ROSIE ROBSON gets to grips with some hairy issues.


Do women wax for men or for themselves? Seeing Russian supermodel Irina Shayk strutting on the dance floor with a leg full of prickles can’t help but make us question whether being hairless is a prerequisite of female beauty.

Feminists like Aisha Mirza are starting to argue that women who keep themselves hair-free are unwittingly giving in to the demands of a chauvinist society. Even more than that, they’re complicit in bringing about the death of the natural body as the attractive kind of body.

But this wrongly suggests that women desire to be hair-free just because men want them to be that way. The idea of hairlessness as a sign of femininity and attractiveness is not some underground strategy of suppression cooked up by misogynists. It’s completely rational as a mark of beauty when we consider that genders are traditionally defined by their opposition to each other.

We go to a university where people think critically about what they do and why, isn’t it just a little bit patronising to think that all the female students at Cambridge who wax are somehow gullible victims of the patriachy?

Waxing takes place for various explicable and, crucially, non-sexist reasons. It makes you feel confidently odour free, it make you more accessible for stimulation (female sexual fulfilment being another vital tenet of feminism) and heck, it even stops your sun cream getting stuck in a thicket of hair.

Oh and it has the added benefit of being generally seen as attractive – this does not suddenly make it oppressive! Western society, for both men and women, creates its own beauty ideals and we all in some way conform to these – hence so many men who also undergo the daily shaving ritual.

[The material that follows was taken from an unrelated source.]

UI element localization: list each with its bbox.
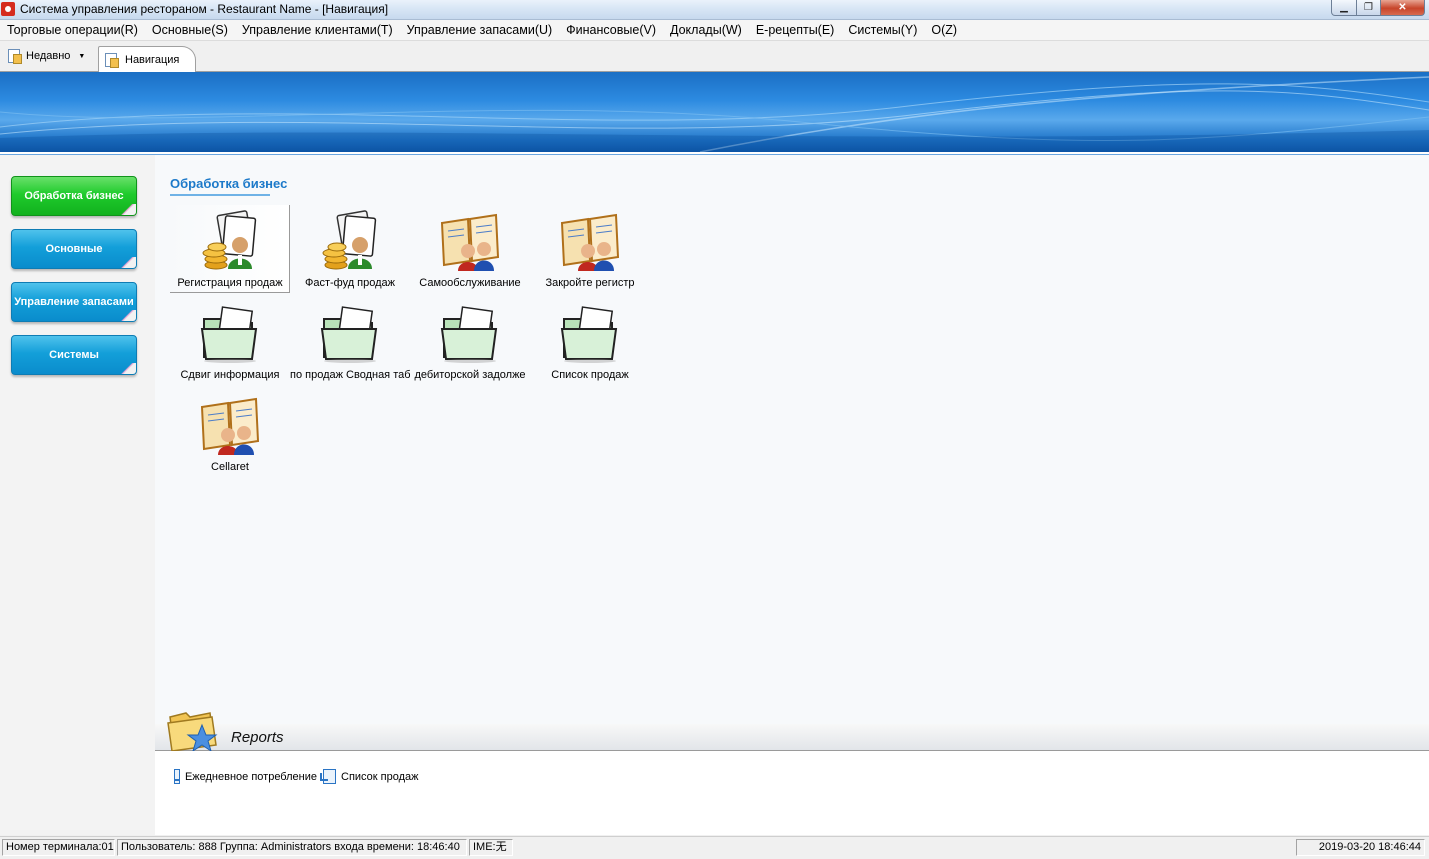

Which all makes it particularly annoying when women who want to be pubes-and-all complain about the unkind comments their rebellion provokes. They say this denies them the choice to be hairy. Of course we should respect the freedom of people to present themselves as they like, but they can’t expect everyone to like their appearance. Especially when they choose a style which is deliberately unpopular. If women have the desire but not the confidence to defy conventional culture they should simply man up and show a bit of hair.

The problem is, this faux-feminist stunt seems to have some damaging side effects. Firstly it condemns women who do de-hair for wanting to be attractive or, “sexy little fembots”.

It also implies that the majority of women who conform to conventional attractiveness are too stupidly submissive to male ideals to assume their own sense of personal beauty. They fail to actually address whether or not the hairless look is an unhealthy beauty standard for women. It has been pointed out that women spend a lot of wasted time and money on grooming their hair into submission. However, society will always create a standard of beauty and an industry around that.

If being hairy was the fashion of the day there would probably be no end of hair growing products in the aisles. There could even be fashion shows of braided, dyed and dreadlocked leg hair – the mind boggles. I frankly do not think that just because the hairless image is not natural one it should be deemed unhealthy.